L'économie suisse a nettement ralenti au premier trimestre 2015. Le produit intérieur brut (PIB) réel a perdu 0,2% par rapport aux trois mois précédents. Il s'agit d'un 'recul significatif', plus marqué qu'attendu par les analystes, et conséquence du franc fort.
C'est le premier recul du PIB suisse depuis le troisième trimestre 2011. Lors du dernier trimestre 2014, la croissance avait progressé de 0,5%. En rythme annuel, elle est de 1,1%. Elle était de 1,9% au dernier trimestre 2014.
La balance commerciale des marchandises et des services a notamment livré des impulsions négatives, a indiqué vendredi le Secrétariat d'Etat à l'économie (SECO). Les évolutions positives de la formation brute de capital fixe et des dépenses de consommation des ménages privés ont limité un recul plus important du PIB.
Impact sur l'économie réelle
La contraction du PIB suisse de 0,2% au premier trimestre 2015 est une conséquence du franc fort. 'La réévaluation du franc a désormais un impact sur l'économie réelle', a indiqué à l'ats Bruno Parnisari, chef du secteur conjoncture à la direction de la politique économique du SECO.
Sans être une surprise, le recul est 'significatif', selon M. Parnisari, et plus important qu'attendu par les économistes. Ils tablaient sur une stagnation de la croissance, voire un recul de 0,1%. De plus, les effets négatifs liés au franc fort étaient plutôt attendus pour les deuxième et troisième trimestres.

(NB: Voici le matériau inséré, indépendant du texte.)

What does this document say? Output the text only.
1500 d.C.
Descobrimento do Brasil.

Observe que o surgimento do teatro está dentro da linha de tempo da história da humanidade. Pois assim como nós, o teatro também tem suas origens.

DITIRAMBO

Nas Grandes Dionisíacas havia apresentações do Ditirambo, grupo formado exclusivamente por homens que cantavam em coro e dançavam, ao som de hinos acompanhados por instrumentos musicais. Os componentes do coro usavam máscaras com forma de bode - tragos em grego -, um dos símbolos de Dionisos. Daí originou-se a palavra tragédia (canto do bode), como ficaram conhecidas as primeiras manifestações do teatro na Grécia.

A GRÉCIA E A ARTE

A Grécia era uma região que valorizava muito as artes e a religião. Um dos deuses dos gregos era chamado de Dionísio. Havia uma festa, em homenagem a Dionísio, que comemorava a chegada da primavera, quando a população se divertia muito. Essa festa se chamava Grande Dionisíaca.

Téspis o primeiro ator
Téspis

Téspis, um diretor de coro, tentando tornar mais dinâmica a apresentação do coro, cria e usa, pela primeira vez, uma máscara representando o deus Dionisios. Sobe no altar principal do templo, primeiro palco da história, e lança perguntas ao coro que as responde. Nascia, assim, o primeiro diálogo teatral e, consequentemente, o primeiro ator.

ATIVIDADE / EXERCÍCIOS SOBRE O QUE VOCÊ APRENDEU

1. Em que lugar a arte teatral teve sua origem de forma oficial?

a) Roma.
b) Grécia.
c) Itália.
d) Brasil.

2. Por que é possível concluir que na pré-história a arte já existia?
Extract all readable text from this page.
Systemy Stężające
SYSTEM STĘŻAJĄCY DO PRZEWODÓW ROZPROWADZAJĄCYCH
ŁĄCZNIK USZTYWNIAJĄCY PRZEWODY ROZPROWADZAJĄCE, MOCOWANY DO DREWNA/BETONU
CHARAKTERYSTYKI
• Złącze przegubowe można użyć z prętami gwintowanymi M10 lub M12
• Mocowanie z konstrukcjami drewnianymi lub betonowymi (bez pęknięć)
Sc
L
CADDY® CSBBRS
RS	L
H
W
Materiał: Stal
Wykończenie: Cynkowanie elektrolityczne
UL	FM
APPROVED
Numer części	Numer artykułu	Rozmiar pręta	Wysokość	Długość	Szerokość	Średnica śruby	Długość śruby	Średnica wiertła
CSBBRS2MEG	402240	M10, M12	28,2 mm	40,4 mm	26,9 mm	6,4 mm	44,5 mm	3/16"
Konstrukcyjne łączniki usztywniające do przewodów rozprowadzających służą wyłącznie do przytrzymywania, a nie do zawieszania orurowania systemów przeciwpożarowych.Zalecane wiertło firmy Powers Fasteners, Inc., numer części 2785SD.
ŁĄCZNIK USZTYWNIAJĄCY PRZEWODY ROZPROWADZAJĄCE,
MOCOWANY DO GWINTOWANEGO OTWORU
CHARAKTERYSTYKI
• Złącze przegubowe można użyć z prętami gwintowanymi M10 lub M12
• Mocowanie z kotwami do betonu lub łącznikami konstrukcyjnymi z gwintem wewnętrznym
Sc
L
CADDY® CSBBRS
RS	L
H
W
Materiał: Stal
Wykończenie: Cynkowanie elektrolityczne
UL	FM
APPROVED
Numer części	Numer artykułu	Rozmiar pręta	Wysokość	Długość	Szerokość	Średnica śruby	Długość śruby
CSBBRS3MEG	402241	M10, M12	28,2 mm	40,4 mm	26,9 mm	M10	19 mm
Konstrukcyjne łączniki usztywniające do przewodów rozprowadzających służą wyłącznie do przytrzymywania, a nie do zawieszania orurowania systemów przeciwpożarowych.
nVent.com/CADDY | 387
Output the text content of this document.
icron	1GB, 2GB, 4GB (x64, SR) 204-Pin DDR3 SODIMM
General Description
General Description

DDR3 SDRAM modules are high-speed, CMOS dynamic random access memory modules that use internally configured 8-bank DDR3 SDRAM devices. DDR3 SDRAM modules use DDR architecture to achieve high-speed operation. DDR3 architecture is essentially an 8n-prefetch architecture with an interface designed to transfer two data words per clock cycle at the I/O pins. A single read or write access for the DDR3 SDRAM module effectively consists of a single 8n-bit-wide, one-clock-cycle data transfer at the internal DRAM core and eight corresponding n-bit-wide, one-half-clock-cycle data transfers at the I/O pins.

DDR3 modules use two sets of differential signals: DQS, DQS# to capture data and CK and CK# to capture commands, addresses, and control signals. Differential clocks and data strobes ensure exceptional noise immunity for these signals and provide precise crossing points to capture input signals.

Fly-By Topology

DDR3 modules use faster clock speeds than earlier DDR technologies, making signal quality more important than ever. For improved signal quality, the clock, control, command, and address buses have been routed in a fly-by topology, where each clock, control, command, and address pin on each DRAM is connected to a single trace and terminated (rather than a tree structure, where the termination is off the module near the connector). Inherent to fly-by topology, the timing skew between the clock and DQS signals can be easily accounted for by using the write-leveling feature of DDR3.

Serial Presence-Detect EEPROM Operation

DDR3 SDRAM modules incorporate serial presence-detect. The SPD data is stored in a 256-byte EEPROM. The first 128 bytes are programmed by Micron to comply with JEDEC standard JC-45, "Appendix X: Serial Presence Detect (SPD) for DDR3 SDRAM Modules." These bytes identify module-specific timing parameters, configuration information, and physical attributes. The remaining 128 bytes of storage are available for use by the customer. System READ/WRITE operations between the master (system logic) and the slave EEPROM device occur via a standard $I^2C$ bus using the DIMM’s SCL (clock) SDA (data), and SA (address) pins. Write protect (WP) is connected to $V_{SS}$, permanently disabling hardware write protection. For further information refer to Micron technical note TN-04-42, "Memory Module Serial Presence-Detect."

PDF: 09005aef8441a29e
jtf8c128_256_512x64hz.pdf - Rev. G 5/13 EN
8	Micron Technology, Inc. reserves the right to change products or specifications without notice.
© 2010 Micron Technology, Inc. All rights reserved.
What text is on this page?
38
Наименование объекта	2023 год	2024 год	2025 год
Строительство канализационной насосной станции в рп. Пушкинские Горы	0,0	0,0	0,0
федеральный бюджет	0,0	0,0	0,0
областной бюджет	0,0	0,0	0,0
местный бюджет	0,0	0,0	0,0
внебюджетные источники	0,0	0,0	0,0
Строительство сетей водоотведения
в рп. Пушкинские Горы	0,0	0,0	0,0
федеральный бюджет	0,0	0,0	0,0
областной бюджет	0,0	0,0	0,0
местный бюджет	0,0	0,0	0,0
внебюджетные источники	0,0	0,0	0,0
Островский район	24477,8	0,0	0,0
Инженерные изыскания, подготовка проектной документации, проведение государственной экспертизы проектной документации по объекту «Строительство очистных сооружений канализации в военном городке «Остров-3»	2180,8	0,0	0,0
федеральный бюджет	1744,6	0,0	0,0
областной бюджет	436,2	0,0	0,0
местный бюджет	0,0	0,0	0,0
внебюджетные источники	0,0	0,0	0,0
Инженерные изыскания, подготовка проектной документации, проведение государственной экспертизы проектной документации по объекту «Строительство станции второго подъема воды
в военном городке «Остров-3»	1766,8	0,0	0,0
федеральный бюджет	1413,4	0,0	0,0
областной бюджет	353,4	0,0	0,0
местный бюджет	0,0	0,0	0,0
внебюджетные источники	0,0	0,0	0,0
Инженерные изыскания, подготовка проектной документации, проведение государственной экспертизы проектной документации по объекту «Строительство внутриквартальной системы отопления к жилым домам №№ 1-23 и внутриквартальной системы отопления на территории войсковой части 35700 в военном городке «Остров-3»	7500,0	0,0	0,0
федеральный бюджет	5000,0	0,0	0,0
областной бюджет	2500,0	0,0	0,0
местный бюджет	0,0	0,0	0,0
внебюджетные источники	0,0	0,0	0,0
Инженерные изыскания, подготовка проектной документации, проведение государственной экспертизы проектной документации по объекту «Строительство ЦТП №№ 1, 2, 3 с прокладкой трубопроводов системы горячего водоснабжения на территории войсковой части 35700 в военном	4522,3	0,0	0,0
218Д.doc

'C'est un résultat plus faible qu'attendu, nous sommes dans une situation de revers conjoncturel marqué', affirme Bernard Lambert, chef économiste à la division gestion de fortune de la banque Pictet.
Dégâts limités
Bruno Parnisari constate par ailleurs que le recul constaté en Suisse contraste avec l'amélioration de la conjoncture en Europe. 'Cela montre clairement que la situation monétaire a nettement freiné la conjoncture suisse'.
'La reprise dans l'Union européenne a vraisemblablement contribué à limiter les dégâts', estime de son côté Bernard Lambert.
Exportations en recul
Dans le détail, les exportations de marchandises ont reculé de 2,3%, notamment dans la chimie et la pharmacie. Les machines, les appareils et l'électronique, ainsi que l'horlogerie et la bijouterie ont tous enregistré une évolution négative.
'La réévaluation du franc a détérioré fortement la compétitivité des entreprises exportatrices suisses et, malgré la baisse des prix de vente, les volumes exportés en ont largement souffert', précise Bernard Lambert.
Bonne tenue de la consommation
Côté production, plusieurs rubriques comme le commerce (-1,9%) et l'hébergement (-3,8%) ont connu un affaiblissement conjoncturel. L'industrie manufacturière n'a pas apporté de contribution à la croissance (-0,1%). La santé (+1,6%) et la construction (+1,1%) ont par contre amené des impulsions positives, relève le SECO.
Les dépenses des ménages et des institutions privées sans but lucratif au service des ménages ont elles augmenté de 0,5%. Elles concernaient particulièrement le logement, l'énergie et la santé. Grâce aux baisses des prix et au coût du baril de pétrole, la consommation se tient bien, explique M. Lambert. Les dépenses de consommation des administrations publiques se sont enrobées de 0,1%.
Les investissements consentis en matière de biens d'équipement ont progressé de 0,5% et ceux dans la construction de 0,3%.
Tout dépendra du franc
Au SECO, on rappelle encore qu'il faut relativiser ce recul du PIB, car 'il ne s'agit que d'un trimestre, les résultats sont à prendre avec prudence', selon M. Parnisari. Difficile de dire toutefois pendant combien de temps le franc fort aura un effet négatif.
'Nous anticipons une contraction de l'activité économique en tout cas jusqu'à l'automne, avant une reprise graduelle, liée en partie à une meilleure croissance mondiale. Mais tout dépendra de l'évolution du franc suisse', avance-t-on chez Pictet.
Le SECO va publier dans deux semaines ses prévisions de croissance pour 2015 et 2016. Il les avait nettement abaissées en mars à 0,9% pour 2015. L'institut d'analyse conjoncturelle KOF de l'EPF Zurich table lui sur une croissance de 0,2% cette année. Chez Pictet, on a révisé le chiffre à la baisse, de 0,7% à 0,5%. La Banque nationale suisse (BNS) est plus optimiste avec +1%.